A psychologist at Washington University School of Medicine in St. Louis says for those who are grieving, a “normal” holiday season may not be possible, but there are strategies that can be used to help things go more smoothly.
While some who have lost loved ones may still be able to enjoy the holidays despite their grief, others won’t be able to look at a Christmas tree or holiday lights without remembering the loss they have suffered. Bereavement is a very personal experience, says Washington University psychologist Teresa Deshields, Ph.D. Often, she says, it takes some time to come to terms with the reality of a loved one’s death and to work through the grief associated with that loss. And that grief can be particularly difficult at this time of year.

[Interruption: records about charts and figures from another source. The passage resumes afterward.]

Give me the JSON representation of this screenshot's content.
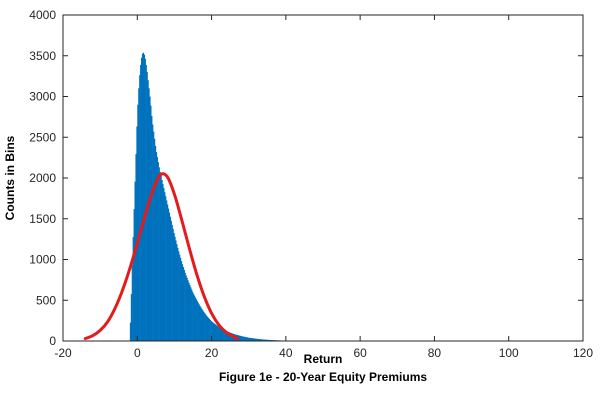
{
  "chart_data": {
    "type": "bar",
    "xlabel": "Return",
    "ylabel": "Counts in Bins",
    "caption": "Figure 1e - 20-Year Equity Premiums",
    "xlim": [
      -20,
      120
    ],
    "ylim": [
      0,
      4000
    ],
    "xticks": [
      -20,
      0,
      20,
      40,
      60,
      80,
      100,
      120
    ],
    "yticks": [
      0,
      500,
      1000,
      1500,
      2000,
      2500,
      3000,
      3500,
      4000
    ],
    "grid": false,
    "colors": {
      "histogram": "#0072BD",
      "normal_fit": "#E41A1C",
      "axes": "#262626"
    },
    "histogram": {
      "name": "",
      "x": [
        -2,
        -1,
        0,
        0.5,
        1,
        1.5,
        2,
        2.5,
        3,
        3.5,
        4,
        5,
        6,
        7,
        8,
        9,
        10,
        11,
        12,
        13,
        14,
        15,
        16,
        17,
        18,
        19,
        20,
        22,
        24,
        26,
        28,
        30,
        32,
        34,
        36,
        38,
        40,
        42
      ],
      "values": [
        50,
        1450,
        2800,
        3200,
        3450,
        3550,
        3500,
        3350,
        3150,
        2950,
        2700,
        2350,
        2100,
        1900,
        1700,
        1500,
        1300,
        1120,
        960,
        820,
        700,
        590,
        500,
        420,
        350,
        290,
        240,
        170,
        120,
        85,
        60,
        40,
        28,
        18,
        12,
        8,
        4,
        2
      ]
    },
    "normal_fit": {
      "name": "",
      "x": [
        -14,
        -12,
        -10,
        -8,
        -6,
        -4,
        -2,
        0,
        2,
        4,
        6,
        8,
        10,
        12,
        14,
        16,
        18,
        20,
        22,
        24,
        26,
        27
      ],
      "values": [
        30,
        65,
        130,
        235,
        400,
        620,
        890,
        1200,
        1520,
        1820,
        2030,
        2020,
        1800,
        1480,
        1140,
        820,
        550,
        340,
        195,
        105,
        52,
        30
      ]
    }
  }
}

Deshields says it’s not just the holidays themselves, but the anticipation of the holidays that can be tough as well.
“There’s a lot of dread as you move into the holidays, fears about how terrible it’s going to be. Sometimes it’s not as bad as people fear,” she says.

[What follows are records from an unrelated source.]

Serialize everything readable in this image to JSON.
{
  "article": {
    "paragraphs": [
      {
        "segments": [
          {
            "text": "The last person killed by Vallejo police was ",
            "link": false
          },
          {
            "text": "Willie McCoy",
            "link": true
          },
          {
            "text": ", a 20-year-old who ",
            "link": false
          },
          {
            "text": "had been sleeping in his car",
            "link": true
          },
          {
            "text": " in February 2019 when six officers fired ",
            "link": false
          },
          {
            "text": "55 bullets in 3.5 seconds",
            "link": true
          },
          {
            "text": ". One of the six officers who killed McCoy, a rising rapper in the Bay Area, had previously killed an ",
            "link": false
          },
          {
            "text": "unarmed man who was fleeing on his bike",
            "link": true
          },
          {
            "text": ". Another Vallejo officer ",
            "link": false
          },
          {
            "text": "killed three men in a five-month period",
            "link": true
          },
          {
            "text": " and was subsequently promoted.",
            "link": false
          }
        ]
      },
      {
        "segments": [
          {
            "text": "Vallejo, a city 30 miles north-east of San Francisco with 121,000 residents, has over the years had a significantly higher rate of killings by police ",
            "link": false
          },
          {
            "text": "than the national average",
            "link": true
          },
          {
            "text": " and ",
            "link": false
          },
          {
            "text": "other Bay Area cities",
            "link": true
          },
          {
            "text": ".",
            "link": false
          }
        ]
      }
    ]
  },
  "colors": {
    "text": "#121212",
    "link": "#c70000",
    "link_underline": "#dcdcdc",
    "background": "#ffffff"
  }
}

Deshields is director of Psycho-Oncology Services for the Siteman Cancer Center at Washington University’s School of Medicine and Barnes-Jewish Hospital in St. Louis. She says during the holidays, some people deal with their loss by changing their holiday routines and family traditions. She says individuals and families tend to do better if they really think about what they want to do during the holidays, make some decisions and then make specific plans, often including ways to incorporate reminders of their lost loved ones.

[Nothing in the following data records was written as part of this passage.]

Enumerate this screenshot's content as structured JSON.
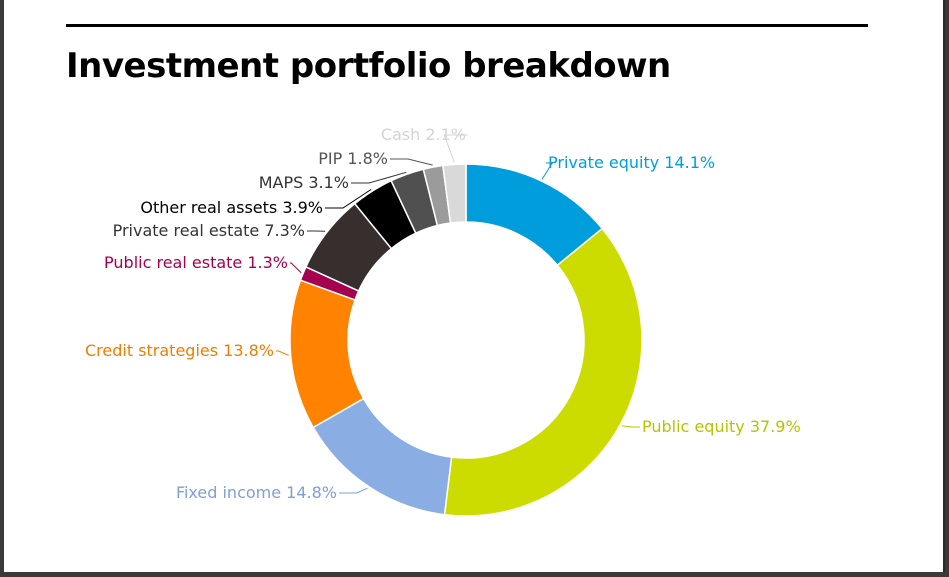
{
  "title": "Investment portfolio breakdown",
  "chart_data": {
    "type": "pie",
    "style": "donut",
    "title": "Investment portfolio breakdown",
    "unit": "%",
    "slices": [
      {
        "label": "Private equity",
        "value": 14.1,
        "display": "Private equity 14.1%",
        "color": "#009ddc"
      },
      {
        "label": "Public equity",
        "value": 37.9,
        "display": "Public equity 37.9%",
        "color": "#cddc00"
      },
      {
        "label": "Fixed income",
        "value": 14.8,
        "display": "Fixed income 14.8%",
        "color": "#8aaee4"
      },
      {
        "label": "Credit strategies",
        "value": 13.8,
        "display": "Credit strategies 13.8%",
        "color": "#ff8200"
      },
      {
        "label": "Public real estate",
        "value": 1.3,
        "display": "Public real estate 1.3%",
        "color": "#a50050"
      },
      {
        "label": "Private real estate",
        "value": 7.3,
        "display": "Private real estate 7.3%",
        "color": "#362f2d"
      },
      {
        "label": "Other real assets",
        "value": 3.9,
        "display": "Other real assets 3.9%",
        "color": "#000000"
      },
      {
        "label": "MAPS",
        "value": 3.1,
        "display": "MAPS 3.1%",
        "color": "#505050"
      },
      {
        "label": "PIP",
        "value": 1.8,
        "display": "PIP 1.8%",
        "color": "#9b9b9b"
      },
      {
        "label": "Cash",
        "value": 2.1,
        "display": "Cash 2.1%",
        "color": "#d9d9d9"
      }
    ],
    "label_colors": {
      "Private equity": "#009ddc",
      "Public equity": "#b5c400",
      "Fixed income": "#7f9fd6",
      "Credit strategies": "#f07d00",
      "Public real estate": "#a50050",
      "Private real estate": "#333333",
      "Other real assets": "#000000",
      "MAPS": "#333333",
      "PIP": "#555555",
      "Cash": "#d4d4d4"
    },
    "legend": "none"
  }
}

“You know, maybe you just don’t feel up to doing the decorations like you used to, and that’s okay. You might feel back up to it next year. But it’s helpful to think about ‘Do I want to do that? Do I not want to do that?’ And then there are some people who go on a cruise and skip the whole thing at home. For some people, it’s a decision they get to make on their own. For others, it’s a decision they make with family. You have to decide for yourself what’s going to be the best way to get through this. And realize that you don’t have to decide now for all Christmases to come — just for this one.”
Deshields, an assistant professor of medicine at Washington University, says that one step in the process of bereavement involves finding a permanent place for your feelings about a lost loved one. Some people decide to use symbols that remind them of their deceased friend or family member. Often a candle, a special ornament for the tree, a picture or another symbol can help families remember and provide comfort, rather than pain.
“The tricky thing can be that sometimes what is meaningful and special to one person, might be upsetting to someone else. So if this is a time you’re going to have a lot of family around, there might have to be a little negotiation about what type of memorial is okay. People can have very different feelings about what’s comforting and what’s not.”
The holidays also can be a tough time of year for families in which someone has been recently diagnosed with a serious illness. Some people will go through the holiday season with a pretty good idea that this will be the last one together. Deshields says that can be a real burden, but knowing also provides an opportunity.
“It’s an opportunity to know that this is a special holiday season and to decide what you want to do with it when you know it may be the last. We don’t always take advantage of that.”
While everyone would agree that having your loved ones with you and healthy is the ideal, Deshields says that when that’s not possible, you can — and will — survive the holidays, even if it means making some temporary, or permanent changes in how you celebrate them.
And she says it’s important to remember that not preparing for the holidays won’t keep them from coming.